The Kubernetes API server is the most sensitive component of any Kubernetes cluster. Every administrative action — deploying workloads, reading secrets, modifying RBAC policies, accessing pod logs — flows through the API server. An attacker who can authenticate to the API server (or exploit an unauthenticated vulnerability in it) has complete control over all workloads running on the cluster.

EKS clusters running production workloads frequently have Kubernetes Secrets containing database credentials, API keys, TLS certificates, and cloud provider credentials. A compromised API server provides access to all of these. The attacker can also spawn privileged containers, mount host filesystems, access the EC2 instance metadata service from within pods, and ultimately achieve full control of the underlying EC2 worker nodes.

Public EKS endpoints face automated scanning that discovers new clusters within minutes. While AWS requires valid credentials to make most API calls, kubectl cluster CVEs (such as the path traversal vulnerability CVE-2018-1002105) have demonstrated that even partially unauthenticated access to a public API server can be leveraged to escalate privileges.

What Gets Flagged

The rule matches .tf files where endpoint_public_access = true is set, or where an aws_eks_cluster resource does not include endpoint_public_access = false in its configuration.
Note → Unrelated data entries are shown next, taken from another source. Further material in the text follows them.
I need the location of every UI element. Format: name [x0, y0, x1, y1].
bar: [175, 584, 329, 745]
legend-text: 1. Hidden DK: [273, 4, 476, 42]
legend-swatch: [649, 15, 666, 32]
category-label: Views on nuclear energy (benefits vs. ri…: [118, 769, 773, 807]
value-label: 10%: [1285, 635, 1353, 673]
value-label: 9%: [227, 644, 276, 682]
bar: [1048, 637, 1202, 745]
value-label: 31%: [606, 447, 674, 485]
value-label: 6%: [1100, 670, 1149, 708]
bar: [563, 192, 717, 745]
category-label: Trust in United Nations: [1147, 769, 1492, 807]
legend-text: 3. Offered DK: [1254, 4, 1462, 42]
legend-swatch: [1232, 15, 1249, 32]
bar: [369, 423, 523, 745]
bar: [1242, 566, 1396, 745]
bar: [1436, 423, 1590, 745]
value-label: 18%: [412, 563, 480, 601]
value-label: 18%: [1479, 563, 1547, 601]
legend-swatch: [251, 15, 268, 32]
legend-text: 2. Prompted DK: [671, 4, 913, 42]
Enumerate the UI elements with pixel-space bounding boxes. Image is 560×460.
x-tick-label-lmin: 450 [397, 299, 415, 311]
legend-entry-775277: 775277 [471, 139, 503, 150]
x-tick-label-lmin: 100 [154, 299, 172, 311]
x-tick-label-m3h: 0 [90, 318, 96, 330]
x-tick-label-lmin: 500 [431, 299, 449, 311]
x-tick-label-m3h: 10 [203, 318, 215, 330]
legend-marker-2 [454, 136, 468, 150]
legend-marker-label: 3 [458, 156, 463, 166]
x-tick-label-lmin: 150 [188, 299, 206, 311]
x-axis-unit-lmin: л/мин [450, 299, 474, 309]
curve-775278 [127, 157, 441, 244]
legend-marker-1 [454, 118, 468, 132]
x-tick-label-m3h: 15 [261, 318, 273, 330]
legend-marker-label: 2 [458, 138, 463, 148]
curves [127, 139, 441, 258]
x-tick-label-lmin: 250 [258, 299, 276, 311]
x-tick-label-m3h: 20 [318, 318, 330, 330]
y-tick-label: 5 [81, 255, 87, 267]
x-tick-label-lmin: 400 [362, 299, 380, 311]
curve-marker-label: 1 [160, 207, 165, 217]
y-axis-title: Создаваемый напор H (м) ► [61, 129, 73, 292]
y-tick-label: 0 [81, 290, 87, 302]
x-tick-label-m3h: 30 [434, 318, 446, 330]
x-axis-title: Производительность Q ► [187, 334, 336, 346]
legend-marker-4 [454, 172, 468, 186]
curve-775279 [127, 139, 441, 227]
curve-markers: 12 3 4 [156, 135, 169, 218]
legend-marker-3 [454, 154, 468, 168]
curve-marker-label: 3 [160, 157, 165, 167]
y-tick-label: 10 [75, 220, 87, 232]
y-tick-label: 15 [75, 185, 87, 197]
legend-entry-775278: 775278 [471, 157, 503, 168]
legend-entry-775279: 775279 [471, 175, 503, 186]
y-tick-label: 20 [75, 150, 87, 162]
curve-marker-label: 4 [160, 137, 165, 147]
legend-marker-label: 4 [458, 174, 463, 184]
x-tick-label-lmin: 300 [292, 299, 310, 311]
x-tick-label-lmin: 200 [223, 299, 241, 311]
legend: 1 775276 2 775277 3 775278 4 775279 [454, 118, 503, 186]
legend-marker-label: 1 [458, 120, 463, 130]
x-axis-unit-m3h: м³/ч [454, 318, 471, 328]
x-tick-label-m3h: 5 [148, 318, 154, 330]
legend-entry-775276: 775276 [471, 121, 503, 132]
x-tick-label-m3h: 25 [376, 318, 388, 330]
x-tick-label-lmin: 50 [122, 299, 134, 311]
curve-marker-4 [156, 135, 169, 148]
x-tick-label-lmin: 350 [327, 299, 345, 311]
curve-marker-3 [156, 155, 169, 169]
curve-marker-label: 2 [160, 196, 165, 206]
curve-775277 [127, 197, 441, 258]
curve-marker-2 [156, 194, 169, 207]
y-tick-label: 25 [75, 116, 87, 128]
# FLAGGED: public API endpoint explicitly enabled
resource "aws_eks_cluster" "prod" {
  name     = "production"
  role_arn = aws_iam_role.eks.arn

  vpc_config {
    subnet_ids            = var.private_subnet_ids
    endpoint_public_access = true
  }
}

# FLAGGED: missing endpoint_public_access — defaults to true
resource "aws_eks_cluster" "prod" {
  name     = "production"
  role_arn = aws_iam_role.eks.arn

  vpc_config {
    subnet_ids = var.private_subnet_ids
    # endpoint_public_access not set — defaults to enabled
  }
}

Remediation

  1. Set endpoint_public_access = false and endpoint_private_access = true. Workers and management tooling should communicate with the API server via the private VPC endpoint:
# SAFE: private-only EKS API endpoint
resource "aws_eks_cluster" "prod" {
  name     = "production"
  role_arn = aws_iam_role.eks.arn

  vpc_config {
    subnet_ids              = var.private_subnet_ids
    endpoint_private_access = true
    endpoint_public_access  = false
  }
}
  1. If public access is operationally necessary, restrict it to specific CIDR blocks rather than allowing all internet traffic. Use public_access_cidrs to limit access to corporate VPN egress IPs or other known ranges:
# ACCEPTABLE: public access restricted to specific IPs
vpc_config {
  endpoint_public_access  = true
  endpoint_private_access = true
  public_access_cidrs     = ["203.0.113.0/24"] # corporate VPN egress
}
  1. Use AWS VPN or Direct Connect for administrative access to avoid requiring a public endpoint. CI/CD pipelines can reach the private endpoint by running within the VPC or through a VPN connection.